I. Feel. Weird... not like sick weird, but just weird. Like something within me is off. These past few days I have felt very negative and depressed over things. I feel off. My mind is a jumbled hot mess of nonsense and I just feel - heavy. Not weight wise (though I do wish I were skinnier) I just feel like this weight of stuff is on my shoulders. I have a lot in my head to get out...mind if I just allow my head to dump for a moment?

Aunt Sharon's funeral was lovely. It was a long 6 hours there - but I got there and found out that Aunt Sharon talked about me all the time. Here's the thing, we've met once - at my wedding. She barely knew me and I always assumed that she just considered me her nephew's wife - but apparently she talked about me a lot and very highly. When I met her daughter (she's in her mid 40's I believe) she said, "So you're the Denise that my mom always talked about." Really, I mean, she talked about me that much? It really touched me and I ended up crying a lot. The drive home was horrible, we got stuck in traffic in Louisville for like EVER! And Parker was not happy, but we made it.

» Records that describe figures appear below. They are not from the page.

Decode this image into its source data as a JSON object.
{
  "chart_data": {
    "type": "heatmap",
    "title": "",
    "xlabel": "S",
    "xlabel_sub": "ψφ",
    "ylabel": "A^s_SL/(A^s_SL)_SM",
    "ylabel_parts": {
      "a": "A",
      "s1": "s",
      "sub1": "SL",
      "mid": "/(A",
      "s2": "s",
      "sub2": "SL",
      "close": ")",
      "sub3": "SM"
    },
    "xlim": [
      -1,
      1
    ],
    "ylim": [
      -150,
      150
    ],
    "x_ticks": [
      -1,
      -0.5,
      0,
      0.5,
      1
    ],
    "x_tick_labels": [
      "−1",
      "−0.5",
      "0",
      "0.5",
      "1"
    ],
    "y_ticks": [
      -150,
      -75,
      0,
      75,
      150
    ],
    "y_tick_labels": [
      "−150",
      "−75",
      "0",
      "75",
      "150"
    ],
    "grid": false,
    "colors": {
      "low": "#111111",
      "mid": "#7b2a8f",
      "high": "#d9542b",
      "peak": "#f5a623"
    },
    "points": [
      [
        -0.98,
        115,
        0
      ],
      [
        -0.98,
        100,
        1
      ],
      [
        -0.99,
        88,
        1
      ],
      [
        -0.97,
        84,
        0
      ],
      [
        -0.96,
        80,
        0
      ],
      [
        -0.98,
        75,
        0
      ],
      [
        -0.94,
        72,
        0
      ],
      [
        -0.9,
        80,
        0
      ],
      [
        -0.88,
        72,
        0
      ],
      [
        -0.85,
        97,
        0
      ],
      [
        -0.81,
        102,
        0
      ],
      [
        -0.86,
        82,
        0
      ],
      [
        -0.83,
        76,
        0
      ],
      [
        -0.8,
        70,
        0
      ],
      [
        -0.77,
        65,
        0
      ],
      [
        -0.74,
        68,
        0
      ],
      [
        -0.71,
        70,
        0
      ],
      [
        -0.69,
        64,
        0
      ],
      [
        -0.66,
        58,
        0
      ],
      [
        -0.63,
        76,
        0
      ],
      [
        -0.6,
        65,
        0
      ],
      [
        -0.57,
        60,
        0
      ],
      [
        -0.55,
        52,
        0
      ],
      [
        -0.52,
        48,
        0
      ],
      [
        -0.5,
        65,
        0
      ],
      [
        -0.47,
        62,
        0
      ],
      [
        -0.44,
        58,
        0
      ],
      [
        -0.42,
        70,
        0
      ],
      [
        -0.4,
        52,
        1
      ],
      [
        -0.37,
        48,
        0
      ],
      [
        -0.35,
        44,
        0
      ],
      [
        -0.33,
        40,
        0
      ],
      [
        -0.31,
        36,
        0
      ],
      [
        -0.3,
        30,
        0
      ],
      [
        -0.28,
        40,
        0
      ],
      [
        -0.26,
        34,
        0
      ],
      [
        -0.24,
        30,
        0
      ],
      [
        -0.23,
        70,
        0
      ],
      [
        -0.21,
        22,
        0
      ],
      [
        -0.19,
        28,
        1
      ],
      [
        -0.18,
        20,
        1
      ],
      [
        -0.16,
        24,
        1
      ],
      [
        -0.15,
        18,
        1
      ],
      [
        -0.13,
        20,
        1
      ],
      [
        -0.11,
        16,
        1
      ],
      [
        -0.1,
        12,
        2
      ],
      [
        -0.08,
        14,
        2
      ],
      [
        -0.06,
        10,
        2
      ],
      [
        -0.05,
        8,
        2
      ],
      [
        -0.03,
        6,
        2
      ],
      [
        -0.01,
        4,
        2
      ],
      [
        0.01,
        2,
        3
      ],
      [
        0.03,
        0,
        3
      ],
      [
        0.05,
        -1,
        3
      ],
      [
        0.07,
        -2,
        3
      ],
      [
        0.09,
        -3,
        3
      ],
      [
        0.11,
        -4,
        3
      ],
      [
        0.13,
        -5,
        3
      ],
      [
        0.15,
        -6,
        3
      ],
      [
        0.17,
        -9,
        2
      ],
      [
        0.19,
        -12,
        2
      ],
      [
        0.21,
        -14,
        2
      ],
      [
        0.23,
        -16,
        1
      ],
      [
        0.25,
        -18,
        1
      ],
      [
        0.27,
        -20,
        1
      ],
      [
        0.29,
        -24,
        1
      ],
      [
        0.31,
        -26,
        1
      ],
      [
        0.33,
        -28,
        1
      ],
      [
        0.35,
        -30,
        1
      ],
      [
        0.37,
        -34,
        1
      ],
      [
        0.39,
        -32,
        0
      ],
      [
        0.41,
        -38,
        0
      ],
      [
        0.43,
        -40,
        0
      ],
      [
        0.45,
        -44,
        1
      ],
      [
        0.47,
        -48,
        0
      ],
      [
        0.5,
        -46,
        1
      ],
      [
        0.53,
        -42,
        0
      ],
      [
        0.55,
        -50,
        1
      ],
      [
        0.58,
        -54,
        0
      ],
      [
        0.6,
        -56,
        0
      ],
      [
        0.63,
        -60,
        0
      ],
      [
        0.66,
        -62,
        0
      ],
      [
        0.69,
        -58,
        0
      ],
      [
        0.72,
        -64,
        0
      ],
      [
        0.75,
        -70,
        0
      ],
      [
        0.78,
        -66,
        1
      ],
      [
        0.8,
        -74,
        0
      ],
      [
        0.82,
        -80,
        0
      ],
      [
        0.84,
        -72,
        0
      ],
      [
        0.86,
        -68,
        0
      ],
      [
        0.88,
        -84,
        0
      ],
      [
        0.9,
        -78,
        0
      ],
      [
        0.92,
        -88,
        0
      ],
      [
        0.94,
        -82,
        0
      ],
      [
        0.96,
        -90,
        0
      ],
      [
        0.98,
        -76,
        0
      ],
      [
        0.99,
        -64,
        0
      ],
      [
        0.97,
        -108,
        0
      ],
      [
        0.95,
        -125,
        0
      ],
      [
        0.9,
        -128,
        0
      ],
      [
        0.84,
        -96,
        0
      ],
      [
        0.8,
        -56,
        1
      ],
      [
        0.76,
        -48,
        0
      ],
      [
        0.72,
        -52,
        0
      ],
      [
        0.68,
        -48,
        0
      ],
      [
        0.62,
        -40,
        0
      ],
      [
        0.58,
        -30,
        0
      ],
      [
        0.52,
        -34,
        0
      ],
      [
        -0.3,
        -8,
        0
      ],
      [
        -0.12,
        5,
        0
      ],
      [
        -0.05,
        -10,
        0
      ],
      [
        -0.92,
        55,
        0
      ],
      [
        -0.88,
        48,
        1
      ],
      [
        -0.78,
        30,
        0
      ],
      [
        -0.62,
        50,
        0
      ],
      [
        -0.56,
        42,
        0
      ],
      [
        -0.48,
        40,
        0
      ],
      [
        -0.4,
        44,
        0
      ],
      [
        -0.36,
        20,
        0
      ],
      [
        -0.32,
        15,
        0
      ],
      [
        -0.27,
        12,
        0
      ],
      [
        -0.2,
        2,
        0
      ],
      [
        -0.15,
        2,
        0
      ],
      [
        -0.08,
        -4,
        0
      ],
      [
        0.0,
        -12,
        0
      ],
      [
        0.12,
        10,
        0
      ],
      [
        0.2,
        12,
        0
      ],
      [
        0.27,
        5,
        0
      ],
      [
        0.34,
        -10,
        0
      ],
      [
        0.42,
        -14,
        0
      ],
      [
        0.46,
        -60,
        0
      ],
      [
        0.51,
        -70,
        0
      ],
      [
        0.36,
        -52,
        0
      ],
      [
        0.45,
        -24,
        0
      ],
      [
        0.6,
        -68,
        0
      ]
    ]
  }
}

Since Friday night - things have been just a blur. My cat left for her new home on Sunday morning with my in-laws - perhaps that has me in a funk. I really miss her presence in the house, even if she was annoying at times. I miss her meowing when I walk in the house and when she wants food and really anytime. I miss her cuddling with me. I miss her kneading my chest. It's sorta lonely here with out her.

And I am just tired, I feel so out of it from that too.

I don't know...maybe I just really need vacation next week.

On a more positive note, Parker is catching up very well in his development. He had an appointment today and the PT said he was doing really really good. She isn't as concerned with him now like she was last time we had our evaluation. We have some things to work on but nothing we can't deal with.

That's all I have to say about that!